To my mind, a query parameter like 'external' doesn't seem like the best
way to do this. First of all, 'external' is not really descriptive of
what's happening here: it's really about disabling `WP_Query`'s database
query. In your case, this is useful because you're getting your posts from
an *external* source, but that seems to me to be a step removed. In any
case, regardless of the name, a boolean flag like 'external' feels weird
because presumably you will want to provide the posts themselves in the
`$this->posts` array. Which means that you'd have to hook to
`pre_get_posts` or something like that. So my feeling is that this feature
should be implemented as a filter, since you'll have to use a filter
callback no matter what.
See [attachment:36687.diff] for my iteration on
[attachment:query.php.patch]. I've changed the name to `posts_pre_query`.
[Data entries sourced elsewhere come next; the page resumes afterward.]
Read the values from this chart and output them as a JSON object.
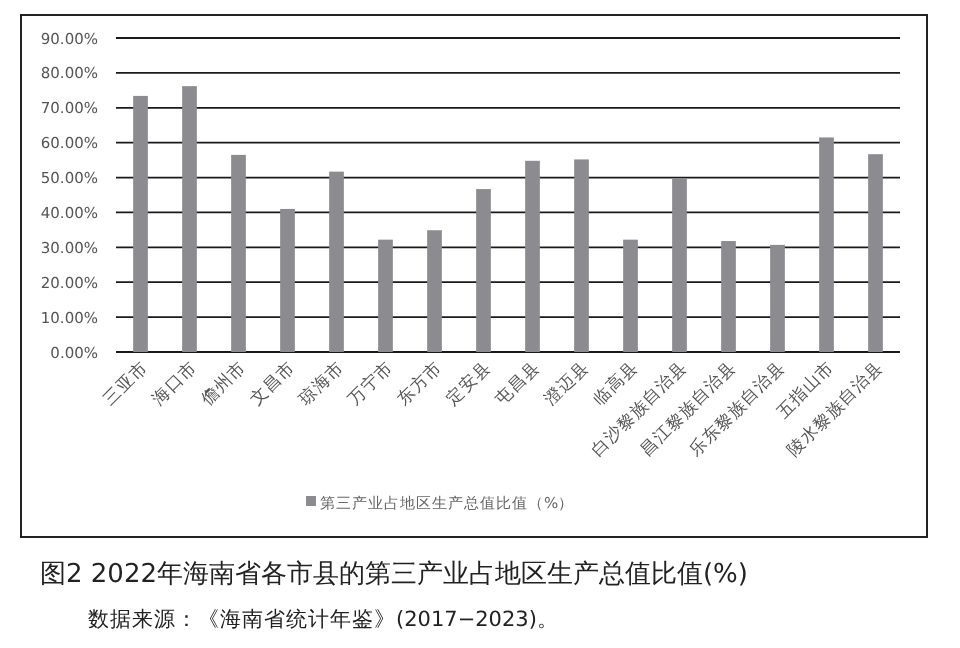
{
  "chart_data": {
    "type": "bar",
    "title": "图2  2022年海南省各市县的第三产业占地区生产总值比值(%)",
    "annotations": [
      "数据来源：《海南省统计年鉴》(2017−2023)。"
    ],
    "categories": [
      "三亚市",
      "海口市",
      "儋州市",
      "文昌市",
      "琼海市",
      "万宁市",
      "东方市",
      "定安县",
      "屯昌县",
      "澄迈县",
      "临高县",
      "白沙黎族自治县",
      "昌江黎族自治县",
      "乐东黎族自治县",
      "五指山市",
      "陵水黎族自治县"
    ],
    "series": [
      {
        "name": "第三产业占地区生产总值比值（%）",
        "color": "#8c8b90",
        "values": [
          73.4,
          76.2,
          56.5,
          41.0,
          51.7,
          32.2,
          34.9,
          46.7,
          54.8,
          55.2,
          32.2,
          49.8,
          31.8,
          30.7,
          61.5,
          56.7
        ]
      }
    ],
    "ylim": [
      0,
      90
    ],
    "yticks": [
      {
        "value": 0,
        "label": "0.00%"
      },
      {
        "value": 10,
        "label": "10.00%"
      },
      {
        "value": 20,
        "label": "20.00%"
      },
      {
        "value": 30,
        "label": "30.00%"
      },
      {
        "value": 40,
        "label": "40.00%"
      },
      {
        "value": 50,
        "label": "50.00%"
      },
      {
        "value": 60,
        "label": "60.00%"
      },
      {
        "value": 70,
        "label": "70.00%"
      },
      {
        "value": 80,
        "label": "80.00%"
      },
      {
        "value": 90,
        "label": "90.00%"
      }
    ],
    "grid": "y",
    "legend": "bottom"
  }
}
Filter it and return anything other than `null` to bypass the database
queries. I've left most of the logic in the `fields=ids` etc blocks, with
the expectation that if you filtering `posts_pre_query`, you'll check
`fields` first and be sure to return the correct kind of data.
In order to make the improvement fully useful, I think it's necessary to
have a more direct way to override WP's `set_found_posts()` logic -
presumably, this info is going to come from the same place as your `posts`
array. I've implemented this by adding a bail condition to
`set_found_posts()`. We could consider something more sophisticated than
this, but it does the trick.
Here's a sample implementation:
{{{
function wp36687_do_external_posts_query( $posts, WP_Query $query ) {
$response = wp_remote_get( 'https://my-remote-data-store/foo/bar' );
if ( 200 === wp_remote_response_code( $response ) ) {
$response_body = wp_remote_retrieve_body( $response );
// Assuming the API response is a JSON object containing
`post_ids` and an int `found_posts`
$response_body = json_decode( $response_body );
$posts = $response_body->post_ids;
$query->found_posts = $response_body->found_posts;
}
return $posts;
}
add_filter( 'posts_pre_query', 'wp36687_do_external_posts_query', 10, 2 );
}}}
Questions:
- Does this seem like a sufficiently general technique for using external
data in `WP_Query`? Are there pieces that need to be flexible that are
not, using this technique? Use cases that aren't covered?
- Is `posts_pre_query` a reasonable filter name?